Our endogenous cannabinoid system probably helps modulate our response to pain. The largest evidence base for this in the literature is for neuropathic pain, not necessarily chemo-induced neuropathy, but HIV neuropathy and even a small study in diabetic neuropathy. In animal models, laboratory cannabinoids seem to not only treat but also prevent chemotherapy-induced neuropathy caused by the vinca alkaloids, taxanes, and platinums, which are the three main classes of chemotherapy agents. In addition, insomnia seems to be something that both THC and CBD may be able to address. Some people get increased anxiety and in fact paranoia from cannabis. Other people appreciate the mellow, chill effect. This probably depends on the strain and maybe even pharmacogenomics. Those are most of the indications that I recommend cannabis for.
Some patients think that cannabis is going to cure their cancer. There is no evidence that cannabis or even highly concentrated oils of CBD or THC have any effect on malignant disease in humans. Patients sometimes wait a few months to see me, and they're treating a potentially curable cancer with these highly concentrated oils hoping that I'm going to tell them it was a good idea when in fact now they might have metastatic disease. This upsets me a great deal.
LS: Are you allowed within your recommendations to discuss how to dose and what form of cannabis would be more effective?
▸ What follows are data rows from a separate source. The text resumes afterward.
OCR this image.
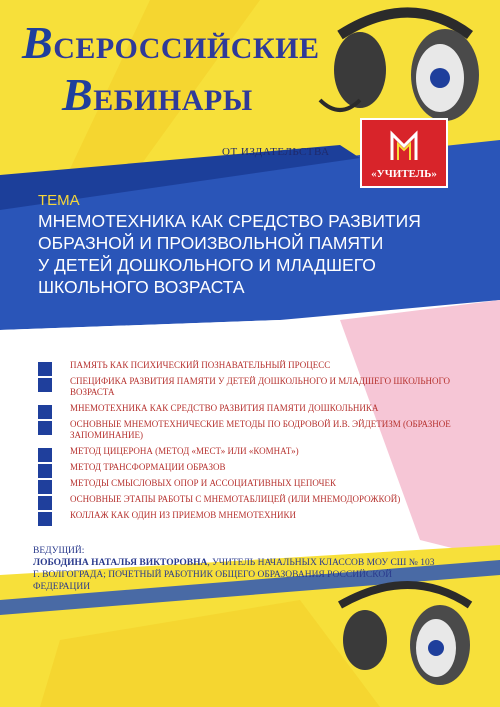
ВСЕРОССИЙСКИЕ
ВЕБИНАРЫ
ОТ ИЗДАТЕЛЬСТВА
«УЧИТЕЛЬ»
ТЕМА
МНЕМОТЕХНИКА КАК СРЕДСТВО РАЗВИТИЯ
ОБРАЗНОЙ И ПРОИЗВОЛЬНОЙ ПАМЯТИ
У ДЕТЕЙ ДОШКОЛЬНОГО И МЛАДШЕГО
ШКОЛЬНОГО ВОЗРАСТА
ПАМЯТЬ КАК ПСИХИЧЕСКИЙ ПОЗНАВАТЕЛЬНЫЙ ПРОЦЕСС
СПЕЦИФИКА РАЗВИТИЯ ПАМЯТИ У ДЕТЕЙ ДОШКОЛЬНОГО И МЛАДШЕГО ШКОЛЬНОГО ВОЗРАСТА
МНЕМОТЕХНИКА КАК СРЕДСТВО РАЗВИТИЯ ПАМЯТИ ДОШКОЛЬНИКА
ОСНОВНЫЕ МНЕМОТЕХНИЧЕСКИЕ МЕТОДЫ ПО БОДРОВОЙ И.В. ЭЙДЕТИЗМ (ОБРАЗНОЕ ЗАПОМИНАНИЕ)
МЕТОД ЦИЦЕРОНА (МЕТОД «МЕСТ» ИЛИ «КОМНАТ»)
МЕТОД ТРАНСФОРМАЦИИ ОБРАЗОВ
МЕТОДЫ СМЫСЛОВЫХ ОПОР И АССОЦИАТИВНЫХ ЦЕПОЧЕК
ОСНОВНЫЕ ЭТАПЫ РАБОТЫ С МНЕМОТАБЛИЦЕЙ (ИЛИ МНЕМОДОРОЖКОЙ)
КОЛЛАЖ КАК ОДИН ИЗ ПРИЕМОВ МНЕМОТЕХНИКИ
ВЕДУЩИЙ:
ЛОБОДИНА НАТАЛЬЯ ВИКТОРОВНА, УЧИТЕЛЬ НАЧАЛЬНЫХ КЛАССОВ МОУ СШ № 103 Г. ВОЛГОГРАДА; ПОЧЕТНЫЙ РАБОТНИК ОБЩЕГО ОБРАЗОВАНИЯ РОССИЙСКОЙ ФЕДЕРАЦИИ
DA: I am but I don't. First of all, I don't know what the dispensaries carry. Next, the only evidence in the medical literature comes from NIDA marijuana. NIDA is the only legal source of cannabis for research in the country. My as yet unpublished study in sickle cell disease is the first study that's going to investigate a blend of NIDA cannabis that contains CBD as well as THC. The literature is not very helpful in giving me evidence from which to make recommendations.
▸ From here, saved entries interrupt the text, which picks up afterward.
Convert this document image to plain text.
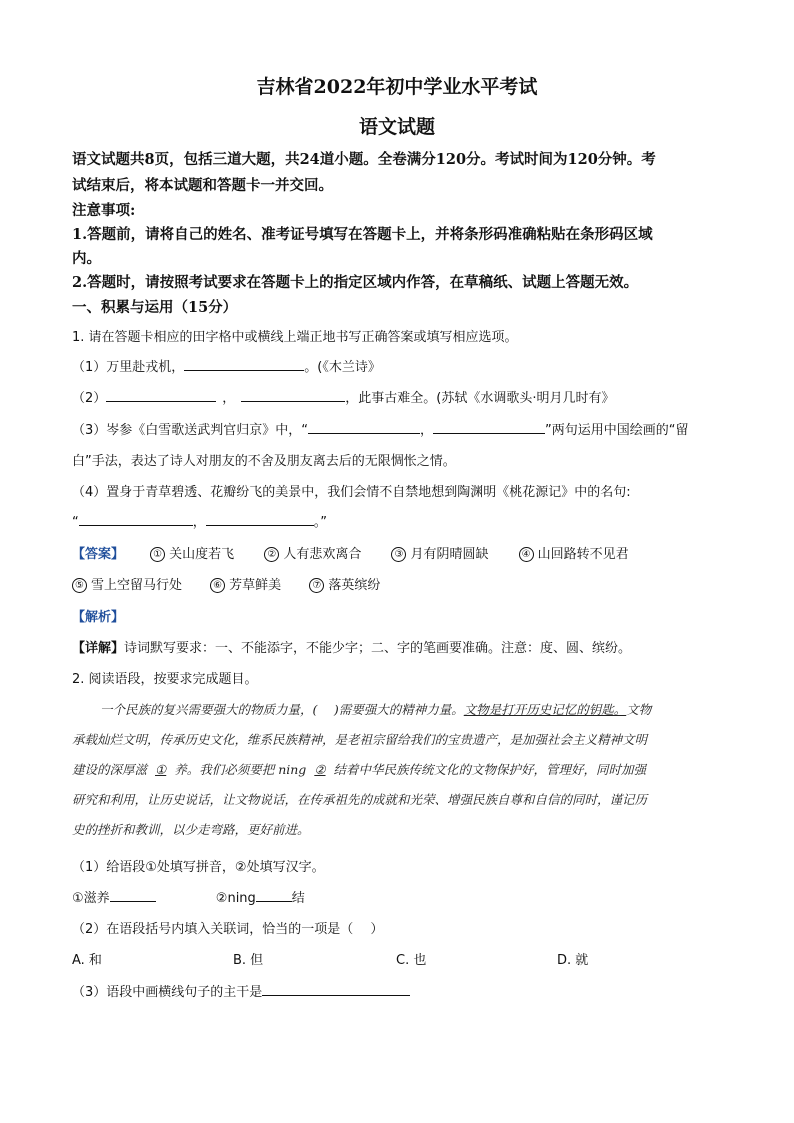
吉林省2022年初中学业水平考试
语文试题
语文试题共8页，包括三道大题，共24道小题。全卷满分120分。考试时间为120分钟。考
试结束后，将本试题和答题卡一并交回。
注意事项:
1.答题前，请将自己的姓名、准考证号填写在答题卡上，并将条形码准确粘贴在条形码区域
内。
2.答题时，请按照考试要求在答题卡上的指定区域内作答，在草稿纸、试题上答题无效。
一、积累与运用（15分）
1. 请在答题卡相应的田字格中或横线上端正地书写正确答案或填写相应选项。
（1）万里赴戎机，	。(《木兰诗》
（2）	，	，此事古难全。(苏轼《水调歌头·明月几时有》
（3）岑参《白雪歌送武判官归京》中，“	，	”两句运用中国绘画的“留
白”手法，表达了诗人对朋友的不舍及朋友离去后的无限惆怅之情。
（4）置身于青草碧透、花瓣纷飞的美景中，我们会情不自禁地想到陶渊明《桃花源记》中的名句:
“	，	。”
【答案】	① 关山度若飞	② 人有悲欢离合	③ 月有阴晴圆缺	④ 山回路转不见君
⑤ 雪上空留马行处	⑥ 芳草鲜美	⑦ 落英缤纷
【解析】
【详解】诗词默写要求：一、不能添字，不能少字；二、字的笔画要准确。注意：度、圆、缤纷。
2. 阅读语段，按要求完成题目。
一个民族的复兴需要强大的物质力量，(　 )需要强大的精神力量。文物是打开历史记忆的钥匙。文物
承载灿烂文明，传承历史文化，维系民族精神，是老祖宗留给我们的宝贵遗产，是加强社会主义精神文明
建设的深厚滋 ① 养。我们必须要把 ning ② 结着中华民族传统文化的文物保护好，管理好，同时加强
研究和利用，让历史说话，让文物说话，在传承祖先的成就和光荣、增强民族自尊和自信的同时，谨记历
史的挫折和教训，以少走弯路，更好前进。
（1）给语段①处填写拼音，②处填写汉字。
①滋养	②ning	结
（2）在语段括号内填入关联词，恰当的一项是（　 ）
A. 和	B. 但	C. 也	D. 就
（3）语段中画横线句子的主干是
I do know from my own studies that with inhaled cannabis either vaporized or smoked, plasma concentration of THC peaks in two and a half minutes and then dissipates quite rapidly over the next 30 minutes. If you take cannabis by mouth as an edible product, peak plasma concentration is much lower and occurs in two and a half hours.
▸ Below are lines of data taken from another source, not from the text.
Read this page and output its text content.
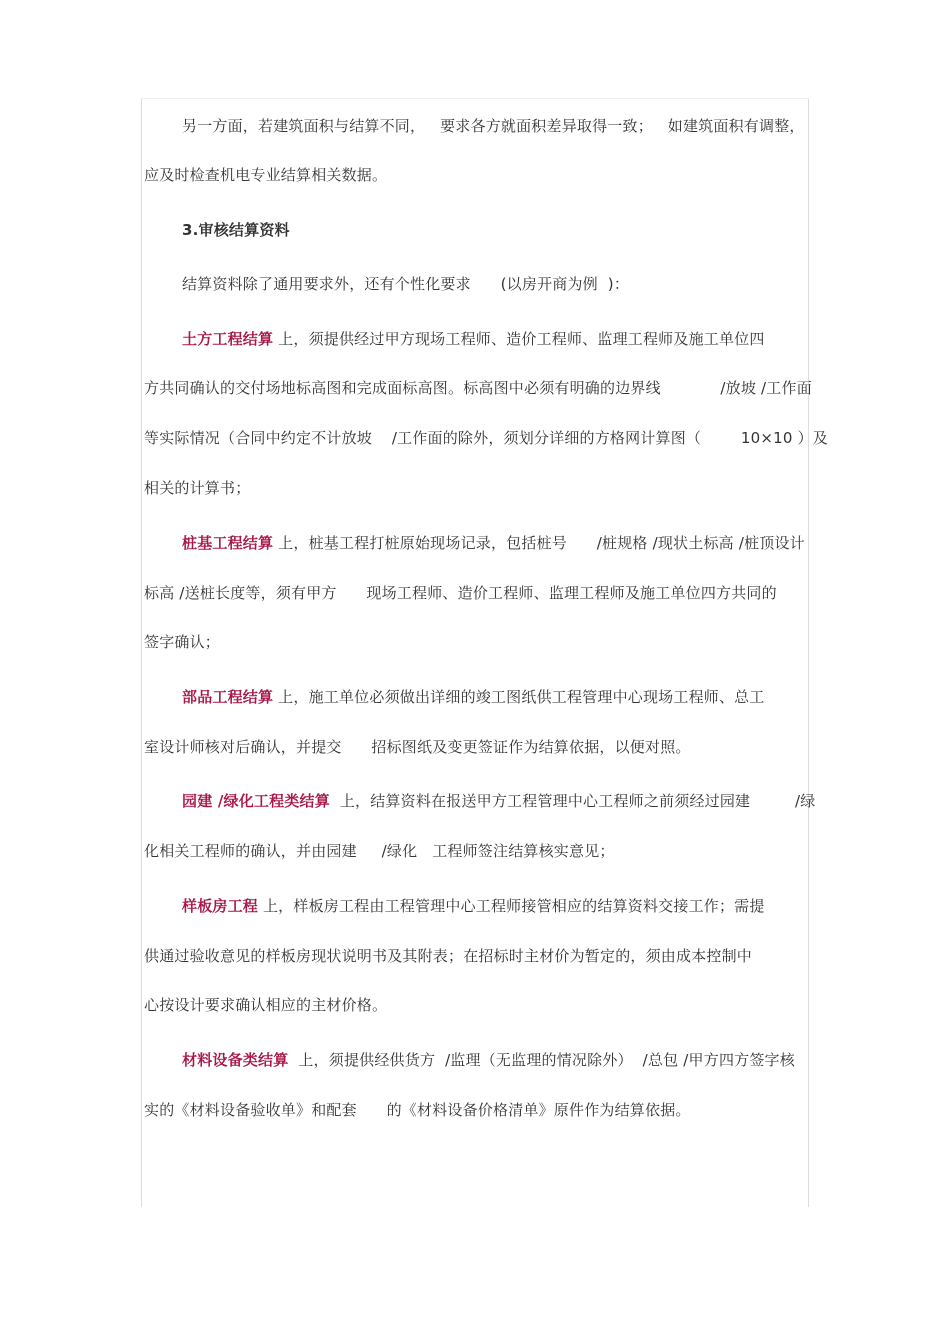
另一方面，若建筑面积与结算不同，   要求各方就面积差异取得一致；   如建筑面积有调整，
应及时检查机电专业结算相关数据。
3.审核结算资料
结算资料除了通用要求外，还有个性化要求      (以房开商为例  )：
土方工程结算 上，须提供经过甲方现场工程师、造价工程师、监理工程师及施工单位四
方共同确认的交付场地标高图和完成面标高图。标高图中必须有明确的边界线            /放坡 /工作面
等实际情况（合同中约定不计放坡    /工作面的除外，须划分详细的方格网计算图（        10×10 ）及
相关的计算书；
桩基工程结算 上，桩基工程打桩原始现场记录，包括桩号      /桩规格 /现状土标高 /桩顶设计
标高 /送桩长度等，须有甲方      现场工程师、造价工程师、监理工程师及施工单位四方共同的
签字确认；
部品工程结算 上，施工单位必须做出详细的竣工图纸供工程管理中心现场工程师、总工
室设计师核对后确认，并提交      招标图纸及变更签证作为结算依据，以便对照。
园建 /绿化工程类结算  上，结算资料在报送甲方工程管理中心工程师之前须经过园建         /绿
化相关工程师的确认，并由园建     /绿化   工程师签注结算核实意见；
样板房工程 上，样板房工程由工程管理中心工程师接管相应的结算资料交接工作；需提
供通过验收意见的样板房现状说明书及其附表；在招标时主材价为暂定的，须由成本控制中
心按设计要求确认相应的主材价格。
材料设备类结算  上，须提供经供货方  /监理（无监理的情况除外）  /总包 /甲方四方签字核
实的《材料设备验收单》和配套      的《材料设备价格清单》原件作为结算依据。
When delta-9 THC is taken by mouth, however, it goes through the liver and is converted into an even more psychoactive 11-hydroxy metabolite via first-pass metabolism. The terminal half-life when taken by mouth is 20 to 30 hours. I tell my patients, if you want better control over the onset, depth, and duration of effect, inhalation is probably better than ingestion. Sublingual tinctures and oils seem to provide rapid absorption, so they might prove to be a hybrid in the pharmacokinetics between inhaled and ingested. But again, I don't know what the dispensary has. Even 23 years into this here in California, I tell my patients, go to the dispensary, tell them what it is we're trying to treat and ask them what they think works best because they are the ones on the front line and they have a lot more experience with their products than I do.
LS: Thank you so much, Dr. Abrams. We look forward to hearing you present in San Diego.